Afterwards you could concatenate the “old” and “new” linear layer outputs to calculate the loss.
This would be similar to the aforementioned approach, but would avoid having to zero out the gradients etc. manually and might be a bit easier to implement.
Let me know, if this would work for you.
Hi, were you able to find an answer to your question?
I did not, no. But I decided to set the frozen parts of the network (where requires_grad
is False
) to eval
mode. And I overloaded the train(..)
method to keep it that way when calling train()
or eval()
on the network from the training script.
Thanks,
I am using Faster RCNN pretrained model and I am trying to add new layer using this code:
for p in model.parameters():
p.requires_grad=False
model.roi_heads.box_head.fc8 = torch.nn.Linear(in_features, 1024,bias=True)

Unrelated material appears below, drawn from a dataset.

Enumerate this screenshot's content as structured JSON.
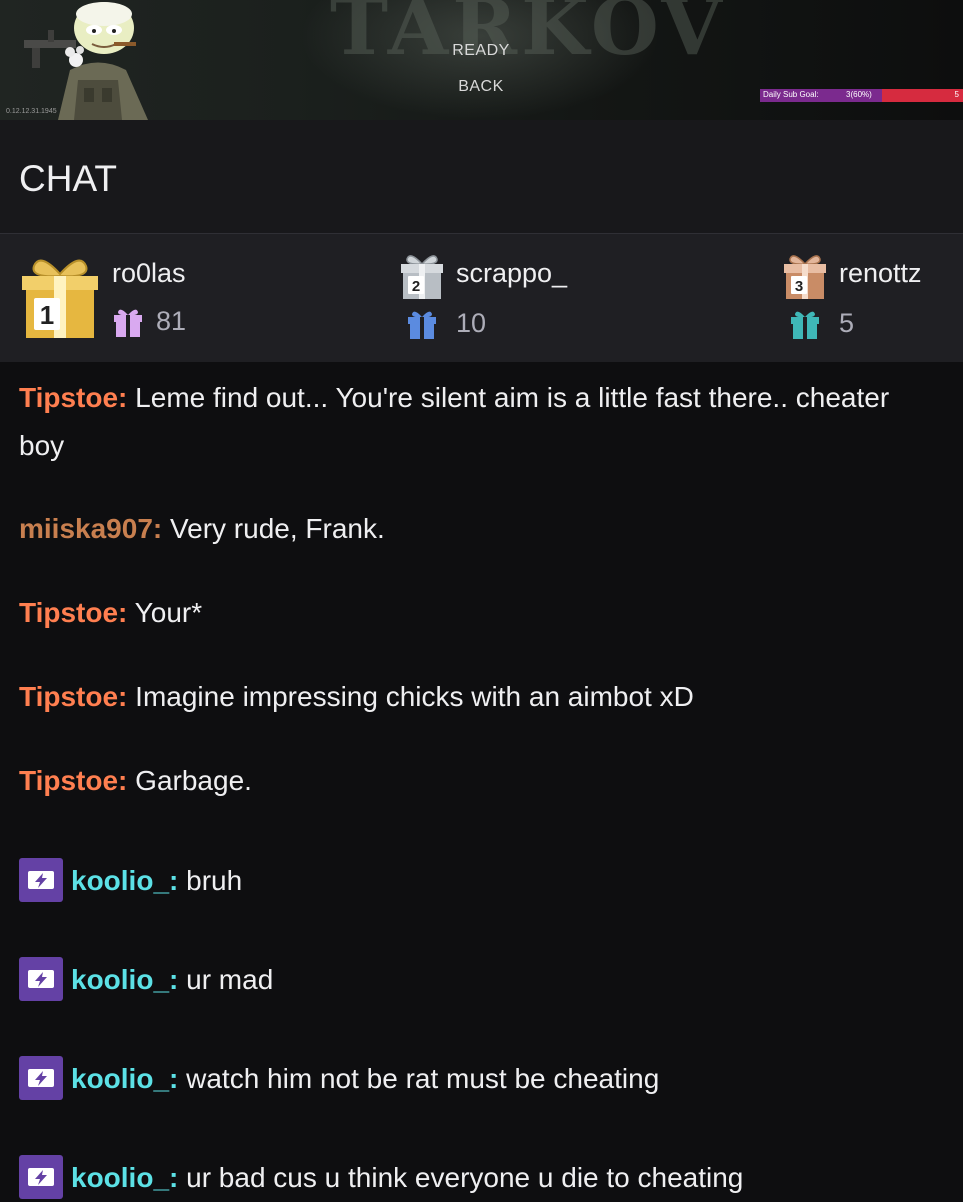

I am adding 8th layer and trying to freeze parameters of all previous layers but I am getting this error.
Element 0 of tensors does not require grad and does not have a grad_fn
please explain this along with sample code,Thanks in advance
model.roi_heads.box_head
returns the TwoMLPHead
module, which flattens the input and applies two nn.Linear
layers with a relu non-linearity.
You won’t be able to just add a new attribute (fc8
) to this module without changing the forward
method as well.
The proper workaround would be to create a custom TwoMLPHead
layer with 3 linear layers and replace box_head
with it.
A hacky workaround would be to redefine fc7
as an nn.Sequential
container and add the new linear layer to it:
model = models.detection.fasterrcnn_resnet50_fpn(pretrained=True)
model.roi_heads.box_head.fc7 = nn.Sequential(
model.roi_heads.box_head.fc7,
nn.ReLU(),
nn.Linear(model.roi_heads.box_head.fc7.in_features, model.roi_heads.box_head.fc7.out_features)
)
Could you extend this small example to show how to apply soft-parameter sharing across modelA and modelB?